I remember liking Social Distortion alright back in the old days. Their early stuff wasn’t bad, but it all sounded just like off-the-shelf SoCal punk to my ears, neither good nor bad. It wasn’t ‘til they started indulging Mike Ness’ Johnny Cash fixations that I really got into the band, and then I was hooked; songs like “Born to Lose” and “Sick Boys” always seemed to me to go hand-in-hand with that old-school country stuff. And why not? Mr. Cash, Jerry Lee Lewis, Hank Williams and their ilk were the blueprints for pretty much every hard-living rocker that followed, regardless of musical genre.

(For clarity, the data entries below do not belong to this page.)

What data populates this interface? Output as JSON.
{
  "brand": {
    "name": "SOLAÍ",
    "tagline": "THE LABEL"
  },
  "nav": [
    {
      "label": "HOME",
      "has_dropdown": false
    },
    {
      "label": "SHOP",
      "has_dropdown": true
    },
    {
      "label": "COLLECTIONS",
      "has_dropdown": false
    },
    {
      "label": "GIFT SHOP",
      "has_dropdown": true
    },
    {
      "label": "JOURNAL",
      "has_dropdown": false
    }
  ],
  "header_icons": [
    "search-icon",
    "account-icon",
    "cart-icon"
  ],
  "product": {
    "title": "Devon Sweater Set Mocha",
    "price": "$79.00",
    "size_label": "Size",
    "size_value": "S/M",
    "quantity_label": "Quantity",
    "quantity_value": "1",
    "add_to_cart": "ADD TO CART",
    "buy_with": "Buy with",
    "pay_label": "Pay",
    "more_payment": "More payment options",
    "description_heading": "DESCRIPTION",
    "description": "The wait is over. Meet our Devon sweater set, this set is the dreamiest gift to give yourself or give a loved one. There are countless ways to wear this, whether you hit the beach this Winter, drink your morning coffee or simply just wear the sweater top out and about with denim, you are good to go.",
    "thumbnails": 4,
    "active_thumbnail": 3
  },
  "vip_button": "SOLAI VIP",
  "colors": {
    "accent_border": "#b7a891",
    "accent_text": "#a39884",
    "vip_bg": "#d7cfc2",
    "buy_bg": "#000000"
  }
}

To top it all off, country (real country, that is) and punk rock share a lot of lyrical similarities—songs about The Man keeping the little guy down, songs about friends getting killed, songs about drinking, songs about heartbreak . . . trust me, Dwight Yoakam and Avail are a lot closer kin than you think, musically.

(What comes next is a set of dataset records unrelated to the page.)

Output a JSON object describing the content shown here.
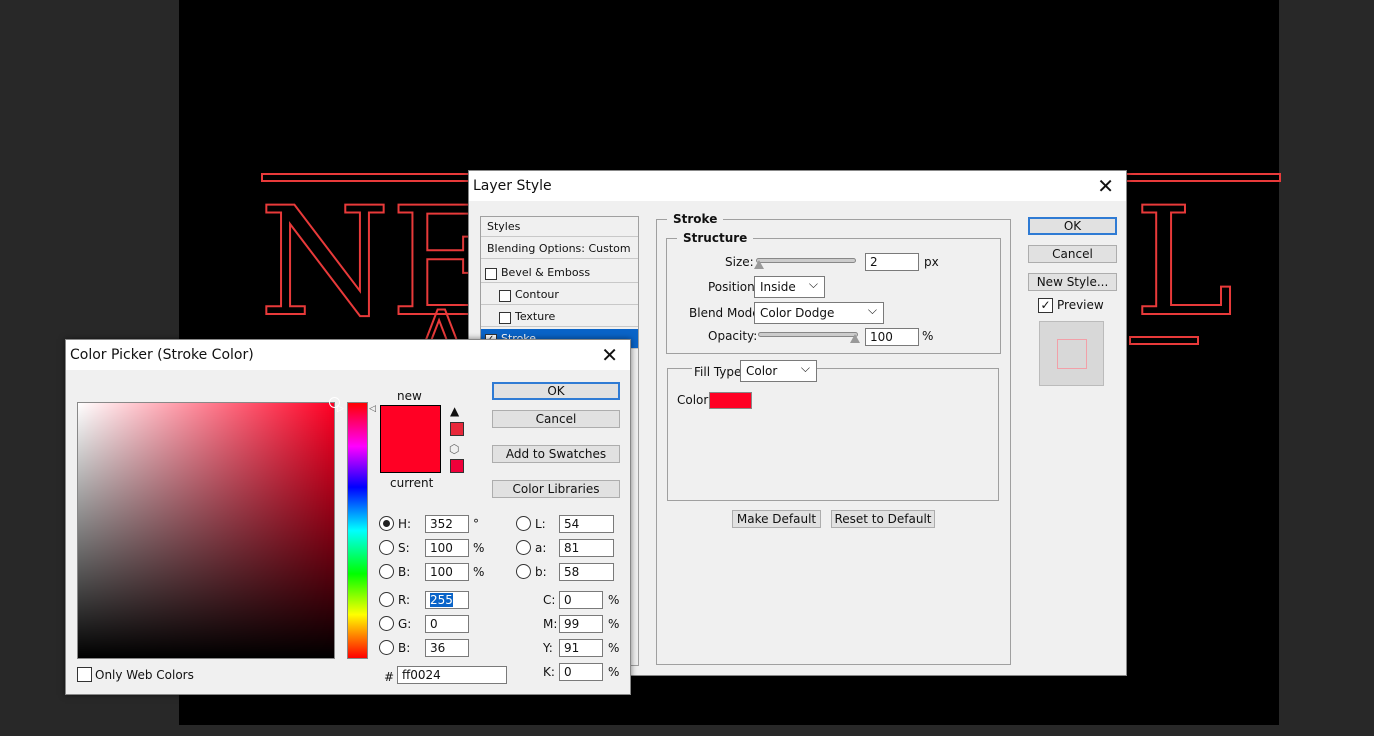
{
  "canvas": {
    "line1_left": "NE",
    "line1_right": "L",
    "line2": "AC",
    "stroke_color": "#e83a3a"
  },
  "layer_style": {
    "title": "Layer Style",
    "styles_list": [
      {
        "label": "Styles",
        "checkbox": false,
        "checked": false,
        "indent": false
      },
      {
        "label": "Blending Options: Custom",
        "checkbox": false,
        "checked": false,
        "indent": false
      },
      {
        "label": "Bevel & Emboss",
        "checkbox": true,
        "checked": false,
        "indent": false
      },
      {
        "label": "Contour",
        "checkbox": true,
        "checked": false,
        "indent": true
      },
      {
        "label": "Texture",
        "checkbox": true,
        "checked": false,
        "indent": true
      },
      {
        "label": "Stroke",
        "checkbox": true,
        "checked": true,
        "indent": false,
        "selected": true
      }
    ],
    "stroke": {
      "legend": "Stroke",
      "structure_legend": "Structure",
      "size_label": "Size:",
      "size_value": "2",
      "size_unit": "px",
      "position_label": "Position:",
      "position_value": "Inside",
      "blend_label": "Blend Mode:",
      "blend_value": "Color Dodge",
      "opacity_label": "Opacity:",
      "opacity_value": "100",
      "opacity_unit": "%",
      "fill_type_label": "Fill Type:",
      "fill_type_value": "Color",
      "color_label": "Color:",
      "color": "#ff0024"
    },
    "make_default": "Make Default",
    "reset_default": "Reset to Default",
    "ok": "OK",
    "cancel": "Cancel",
    "new_style": "New Style...",
    "preview_label": "Preview",
    "preview_checked": true
  },
  "color_picker": {
    "title": "Color Picker (Stroke Color)",
    "new_label": "new",
    "current_label": "current",
    "new_color": "#ff0024",
    "current_color": "#ff0024",
    "ok": "OK",
    "cancel": "Cancel",
    "add_swatches": "Add to Swatches",
    "color_libraries": "Color Libraries",
    "hsb": [
      {
        "label": "H:",
        "value": "352",
        "unit": "°",
        "selected": true
      },
      {
        "label": "S:",
        "value": "100",
        "unit": "%"
      },
      {
        "label": "B:",
        "value": "100",
        "unit": "%"
      }
    ],
    "rgb": [
      {
        "label": "R:",
        "value": "255"
      },
      {
        "label": "G:",
        "value": "0"
      },
      {
        "label": "B:",
        "value": "36"
      }
    ],
    "lab": [
      {
        "label": "L:",
        "value": "54"
      },
      {
        "label": "a:",
        "value": "81"
      },
      {
        "label": "b:",
        "value": "58"
      }
    ],
    "cmyk": [
      {
        "label": "C:",
        "value": "0",
        "unit": "%"
      },
      {
        "label": "M:",
        "value": "99",
        "unit": "%"
      },
      {
        "label": "Y:",
        "value": "91",
        "unit": "%"
      },
      {
        "label": "K:",
        "value": "0",
        "unit": "%"
      }
    ],
    "hex_label": "#",
    "hex": "ff0024",
    "only_web_label": "Only Web Colors",
    "only_web_checked": false,
    "hue_color": "#ff0024"
  }
}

So why am I talking about Social Distortion when I’m supposed to reviewing Saving Grace, the first full-length from Richmond, Virginia punks Sixer (who, by the way, are all apparently ex-Ann Beretta/-LazyCain veterans)? Well, because the Sixer boys mine the same musical ground as their recently-rejuvenated California brethren (not to mention that of The Clash, Rancid, The Ramones, or Chicago’s Arrivals, among others). Saving Grace is 12 tracks of raw, basic, yelling-and-handclaps punk rock, spiced up with a heavy dose of country longing, and it’s a great formula. “Sink or Swim” is reminiscent of the Ramones, with its gang-chant chorus, while “Revenge” is a barn-burning rocker that would not have sounded out of place on Somewhere Between Heaven & Hell, and “Stranger” sounds like it’s even a knowing tip of the hat to the Social D. crew, with its rambling guitar melody and lyrics half-ripped out of that album’s “Sometimes I Do”. Then there’s the Rocket From The Crypt-style solidarity anthem “Time Flies”, “Fist City”, an ode to the rough streets of Richmond (I’m guessing?), and “Ground Zero”, which asks “what’s there to do when it falls on you, and the Devil’s knockin’ down your door?”


From the scratched-up whiskey vocals and dirty, country-tinged guitars to the leather jackets and drunken sneers, this is some damn good down-and-out rock, chock full of yell-along youth anthems that sound real good when you’re cruising into the sunset with the windows down.